Egypt’s cabinet on Wednesday approved the ending of subsidies on 95-octane gasoline and said it would set quotas for the sale of other subsidized fuel from April, the planning minister said.
The announcement follows a preliminary deal reached with the International Monetary Fund on Tuesday for a $4.8 billion loan to support the state’s finances. The deal included an agreement to rein in wasteful spending on hefty fuel subsidies.
Many ordinary Egyptians are worried that the IMF deal will mean tough austerity measures, so these steps will test the public response.

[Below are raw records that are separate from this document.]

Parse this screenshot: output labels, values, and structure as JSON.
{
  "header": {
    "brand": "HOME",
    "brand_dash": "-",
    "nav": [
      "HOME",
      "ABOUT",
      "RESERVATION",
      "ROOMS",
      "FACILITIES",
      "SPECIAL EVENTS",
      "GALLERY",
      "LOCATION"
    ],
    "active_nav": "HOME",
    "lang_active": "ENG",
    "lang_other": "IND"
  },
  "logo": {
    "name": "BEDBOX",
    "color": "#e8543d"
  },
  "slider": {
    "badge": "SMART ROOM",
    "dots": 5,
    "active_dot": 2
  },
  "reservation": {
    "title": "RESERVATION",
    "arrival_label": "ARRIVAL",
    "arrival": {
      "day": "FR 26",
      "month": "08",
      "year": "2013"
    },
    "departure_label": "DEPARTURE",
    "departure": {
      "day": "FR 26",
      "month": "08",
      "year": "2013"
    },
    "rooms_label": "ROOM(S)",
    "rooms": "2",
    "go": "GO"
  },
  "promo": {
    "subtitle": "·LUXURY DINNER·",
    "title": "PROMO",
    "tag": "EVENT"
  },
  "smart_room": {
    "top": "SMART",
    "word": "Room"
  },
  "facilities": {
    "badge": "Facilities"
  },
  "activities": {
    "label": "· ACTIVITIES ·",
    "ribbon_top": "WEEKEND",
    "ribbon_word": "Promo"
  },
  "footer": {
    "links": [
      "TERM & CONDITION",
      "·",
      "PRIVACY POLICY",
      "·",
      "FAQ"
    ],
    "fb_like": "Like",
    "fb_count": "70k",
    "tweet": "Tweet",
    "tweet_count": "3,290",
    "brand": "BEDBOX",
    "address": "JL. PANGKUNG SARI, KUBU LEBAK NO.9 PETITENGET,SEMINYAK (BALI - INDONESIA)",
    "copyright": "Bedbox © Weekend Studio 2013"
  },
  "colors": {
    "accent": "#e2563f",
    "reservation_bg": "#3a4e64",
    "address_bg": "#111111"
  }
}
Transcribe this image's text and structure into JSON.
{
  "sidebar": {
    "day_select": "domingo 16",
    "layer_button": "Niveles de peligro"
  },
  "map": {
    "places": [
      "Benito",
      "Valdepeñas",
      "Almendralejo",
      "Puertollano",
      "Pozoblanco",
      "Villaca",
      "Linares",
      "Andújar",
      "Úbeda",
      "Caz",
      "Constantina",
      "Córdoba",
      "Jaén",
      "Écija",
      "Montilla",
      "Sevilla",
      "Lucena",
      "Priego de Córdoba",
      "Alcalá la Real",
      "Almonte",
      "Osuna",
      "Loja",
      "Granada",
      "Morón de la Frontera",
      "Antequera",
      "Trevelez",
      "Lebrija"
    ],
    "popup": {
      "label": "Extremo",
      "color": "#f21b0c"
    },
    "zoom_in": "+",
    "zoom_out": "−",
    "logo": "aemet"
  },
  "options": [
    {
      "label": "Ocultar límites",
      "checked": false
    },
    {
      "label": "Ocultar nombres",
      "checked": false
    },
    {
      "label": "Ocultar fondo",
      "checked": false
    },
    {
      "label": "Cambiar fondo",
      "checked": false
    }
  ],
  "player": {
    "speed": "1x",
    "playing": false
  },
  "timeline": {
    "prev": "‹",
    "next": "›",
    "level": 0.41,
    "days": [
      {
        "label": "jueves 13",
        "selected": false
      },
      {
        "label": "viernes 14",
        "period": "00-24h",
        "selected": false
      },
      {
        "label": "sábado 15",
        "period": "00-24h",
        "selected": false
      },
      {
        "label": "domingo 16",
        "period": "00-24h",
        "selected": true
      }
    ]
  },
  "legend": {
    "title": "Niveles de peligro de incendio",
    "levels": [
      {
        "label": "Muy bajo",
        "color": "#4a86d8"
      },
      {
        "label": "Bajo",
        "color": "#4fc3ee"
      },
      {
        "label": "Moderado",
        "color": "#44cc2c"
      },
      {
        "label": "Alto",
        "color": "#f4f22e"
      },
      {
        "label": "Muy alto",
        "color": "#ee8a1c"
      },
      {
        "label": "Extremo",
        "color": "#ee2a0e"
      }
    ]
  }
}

Economists say the terms are not onerous and the government insists steps will still protect the poor.
Planning and International Cooperation Minister Ashraf al-Araby said 95-octane fuel, the highest grade available, would be sold at “real cost” and this would go into effect within days.
He added that there would be a consultation with the public on how to work out a quota system.
Prime Minister Hisham Kandil had told Reuters on Monday that removing the subsidy on 95-octane fuel would save the state 55 million Egyptian pounds ($9.01 million) a year.
Kandil also said quotas for other subsidized fuel, operated by a system of smart cards, would allow drivers enough fuel to get to and from work, but not other journeys such as holidays.
The prime minister said the quota for each driver or vehicle still had to be worked out to ensure it was fair and did not hurt the poor, who often drove older, less efficient cars.
Drivers pay 2.75 Egyptian pounds ($0.45) a litre for 95-octane fuel, well below the international price. The price of lower octane fuel, sold at an even bigger subsidy, is used more widely by the poor.